Pero la cosa ya no tenía arreglo. Ninguno de estos atractivos de la obra era oído ni entendido. Se habría dicho que, al entrar el cardenal, un hilo invisible y mágico había tirado de todas las miradas desde la mesa de mármol hasta el estrado, desde el extremo meridional de la sala hasta el lado occidental. Nada podía deshacer el hechizo al que se hallaba sometida la audiencia. Todos los ojos seguían clavados allí, y los recién llegados, sus malditos nombres, sus rostros y sus ropajes eran una diversión continua. Era desolador. Salvo Gisquette y Liénarde, que se volvían de tanto en tanto cuando Gringoire les tiraba de la manga, salvo el hombre orondo y paciente que estaba a su lado, nadie escuchaba, nadie miraba de frente la pobre moralidad abandonada. Gringoire solo veía perfiles.

¡Con cuánta amargura veía derrumbarse pieza a pieza todo su andamiaje de gloria y de poesía! ¡Y pensar que aquel pueblo, impaciente por escuchar su obra, había estado a punto de rebelarse contra el señor baile! ¡Y ahora que lo había conseguido, no le hacía ni caso! ¡Una representación que había comenzado con tan unánime aclamación! ¡Eterno flujo y reflujo del fervor popular! ¡Y pensar que habían estado a punto de colgar a los alguaciles del baile! ¡Qué no habría dado él por hallarse todavía en esos dulces momentos!

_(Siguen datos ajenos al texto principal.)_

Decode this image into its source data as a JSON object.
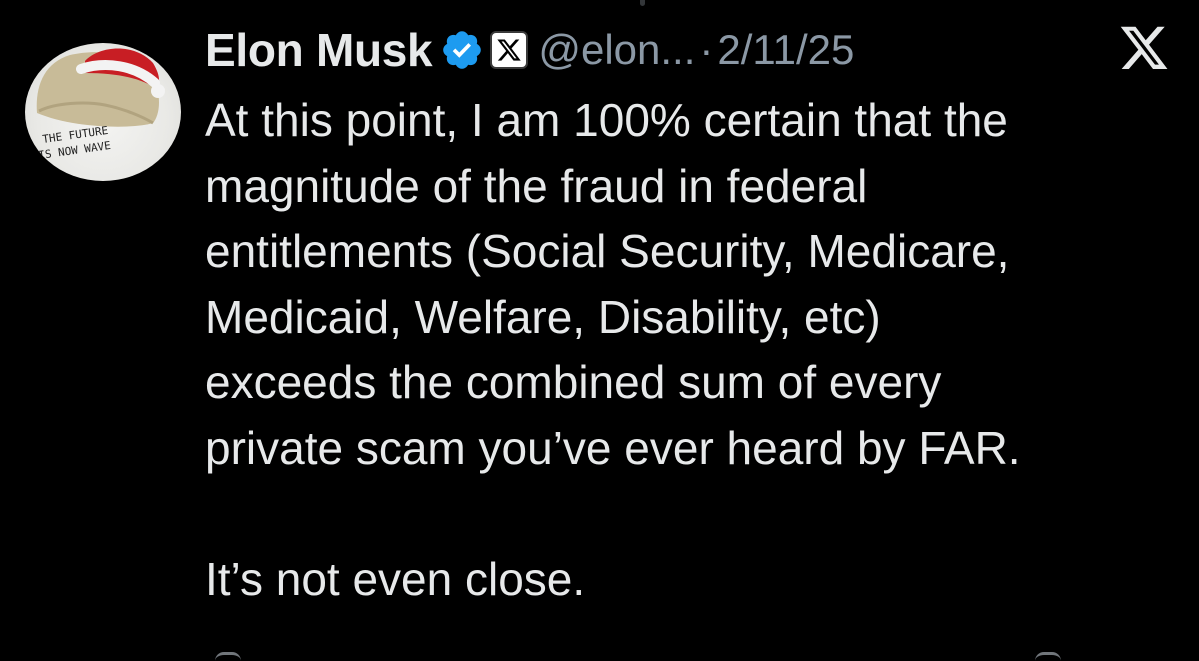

Con todo, el brutal monólogo del ujier cesó. Todo el mundo había llegado, y Gringoire respiró. Los actores continuaban valientemente. Mas hete aquí que maese Coppenole, el calcetero, se levanta de pronto y Gringoire le oye pronunciar, en medio de la atención universal, esta abominable arenga:

—¡Señores burgueses e hidalgos de París, no sé qué hacemos aquí, voto a Dios! Veo allá, en aquella esquina, en aquel tablado, a unas personas que parece que quieren pegarse. Ignoro si es eso lo que vosotros llamáis un «misterio», pero no tiene nada de divertido. ¡Pelean con la palabra y nada más! Hace un cuarto de hora que espero el primer golpe, pero no llega. Son unos cobardes que solo se hieren con insultos. Tendrían que haber hecho venir a luchadores de Londres o de Rotterdam, ¡eso habría sido magnífico! Habríais visto puñetazos que se habrían oído desde la plaza. Pero estos dan pena. ¡Deberían ofrecernos al menos una danza mora o alguna otra mojiganga! Esto no es lo que me habían dicho a mí. Me habían prometido una fiesta de locos, con elección de papa incluida. Nosotros también tenemos nuestro papa de los locos en Gante, y en eso, ¡voto a Dios!, no nos quedamos atrás. Pero voy a contaros cómo lo hacemos. Nos reunimos un buen gentío, como aquí. Luego, por turno, cada uno va a meter la cabeza por un agujero y hace una mueca a los demás. El que hace la mueca más fea es elegido papa por aclamación unánime. Así es como lo hacemos, y es muy divertido. ¿Queréis que elijamos a vuestro papa a la manera de mi país? Siempre será menos pesado que escuchar a esos charlatanes. Y si también ellos quieren venir a hacer una mueca, participarán en el juego. ¿Qué me decís, señores burgueses? Hay aquí una muestra suficientemente grotesca de los dos sexos para reírnos a la flamenca, y bastantes caras feas para esperar una bonita mueca.

Gringoire hubiera querido contestar, pero el estupor, la cólera y la indignación lo dejaron sin habla. Por lo demás, la propuesta del popular calcetero fue acogida con tal entusiasmo por aquellos burgueses, halagados por que los llamaran «hidalgos», que toda resistencia era inútil. No había más remedio que dejarse arrastrar por la corriente. Gringoire se tapó la cara con las manos, dado que no tenía la fortuna de disponer de un manto para taparse, como el Agamenón de Timantes, la cabeza entera.